Mobile Browsers are complicated applications and locking them down against threats is extremely difficult. According to a Mobile Security Researcher, Sebastián Guerrero from 'viaForensics', Android's Firefox browser app is vulnerable to Hackers.

He responsibly disclosed the details to Mozilla, that allows hackers to access both the contents of the SD card and the browser's private data.

He posted a video showing how hackers will be able to access data on the device. The flaw works only if a user install a malicious application or opened a locally stored HTML file in the vulnerable Firefox app that included malicious Javascript code.

Successful Exploitation allows attacker to access to files on the SD Card including all of users' cookies, login credentials, bookmarks etc. This is a privacy issue and could be severe depending on what is stored there, including personal pictures and video, or data placed there by other applications.

Files are accessed through the standard "file://" URI syntax. Firefox encrypts the data stored in internal storage which is why hackers also introduce a third-party app which gets the encrypted keys stored on the device.

"However, to protect the most sensitive information, apps can place data in a separate location called internal storage, a private folder for each app that even the user is prevented from accessing directly (unless the device is rooted). The most significant threat from this vulnerability is that the secured location for Firefox is also accessible, which means a hacker will have access to cookies, login credentials, bookmarks, and anything else Mozilla think should be kept safely tucked away." Androidpolice blog explained.

We contacted Sebastián to get more details, please find a quick FAQ on the matter as follows:

Q. Can an attacker host the malicious Javascript code HTML file on a server to exploit the flaw remotely by making victim to visit the website only ?
A. The exploit cannot be executed by a remote web page. This flaw works only if you install an application, but there is another vulnerability in Firefox that could allow an attacker to install applications without user's knowledge. I disclosed it to the Firefox, but other researcher did the same before me.

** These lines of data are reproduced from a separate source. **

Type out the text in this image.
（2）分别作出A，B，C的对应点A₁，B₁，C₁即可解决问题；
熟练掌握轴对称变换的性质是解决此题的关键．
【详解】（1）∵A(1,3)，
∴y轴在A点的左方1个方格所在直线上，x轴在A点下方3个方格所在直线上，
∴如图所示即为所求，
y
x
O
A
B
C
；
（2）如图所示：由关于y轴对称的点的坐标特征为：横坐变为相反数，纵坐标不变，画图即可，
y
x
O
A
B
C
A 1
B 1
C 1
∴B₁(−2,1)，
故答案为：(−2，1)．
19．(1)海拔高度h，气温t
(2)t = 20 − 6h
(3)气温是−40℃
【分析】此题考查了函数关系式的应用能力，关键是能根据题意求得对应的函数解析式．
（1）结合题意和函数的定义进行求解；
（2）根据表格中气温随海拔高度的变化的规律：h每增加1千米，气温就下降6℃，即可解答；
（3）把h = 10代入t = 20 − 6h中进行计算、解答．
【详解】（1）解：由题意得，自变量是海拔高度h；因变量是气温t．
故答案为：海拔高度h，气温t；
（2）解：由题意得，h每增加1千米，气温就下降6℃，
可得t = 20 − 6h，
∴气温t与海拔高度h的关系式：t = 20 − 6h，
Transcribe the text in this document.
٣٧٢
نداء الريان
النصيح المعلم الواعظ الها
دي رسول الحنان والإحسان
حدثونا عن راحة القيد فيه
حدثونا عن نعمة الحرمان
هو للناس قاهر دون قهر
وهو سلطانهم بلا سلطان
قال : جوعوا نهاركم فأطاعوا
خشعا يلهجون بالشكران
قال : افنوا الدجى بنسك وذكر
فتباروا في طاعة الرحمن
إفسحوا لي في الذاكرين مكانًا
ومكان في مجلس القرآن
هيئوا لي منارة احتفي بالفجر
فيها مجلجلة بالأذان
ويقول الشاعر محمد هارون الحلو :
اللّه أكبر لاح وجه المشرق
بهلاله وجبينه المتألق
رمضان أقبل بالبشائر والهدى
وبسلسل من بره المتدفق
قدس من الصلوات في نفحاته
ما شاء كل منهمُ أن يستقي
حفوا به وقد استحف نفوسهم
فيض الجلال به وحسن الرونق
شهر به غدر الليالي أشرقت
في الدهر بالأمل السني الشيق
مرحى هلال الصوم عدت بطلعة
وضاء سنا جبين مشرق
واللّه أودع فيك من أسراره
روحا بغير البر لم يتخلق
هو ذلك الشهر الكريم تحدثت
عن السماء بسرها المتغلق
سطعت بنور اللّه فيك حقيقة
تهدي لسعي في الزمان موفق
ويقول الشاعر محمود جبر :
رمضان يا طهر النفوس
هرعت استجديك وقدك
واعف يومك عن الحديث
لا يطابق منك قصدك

But it's possible to host the malicious HTML file somewhere and using some social engineering , attacker can make victim to download and execute the file locally on their Firefox app.

Q. To steal the files from the victim's SD card, an attacker need to pre-define the file names or folder path in the exploit code ?
A. Nope, there is no need to specify the path, because I'm obtaining the salted folder generated by Firefox at runtime, due to a vulnerability. So I can make a copy of the SDcard, because the path will be always /sdcard, and for the private folder locates at /data/data/org.mozilla. Firefox, I'm obtaining at runtime the salted profile generated.

Q. Where and how stolen files will be uploaded ?
A. You can upload it where you want i.e. Using exploit code we are opening a socket connection against the remote FTP server to upload stolen files.

Q. Is there any CVE ID or Mozilla's Security Advisories ID defined for the Vulnerability yet ?
A. As far as I know there isn't a CVE assigned to this vulnerability.

Mozilla has patched the vulnerability in patched in Firefox 24 for Android. Just few weeks back a Russian hacker put up a Zero-day Exploit for sale, that forces the Android Firefox browser to download and execute a malicious app.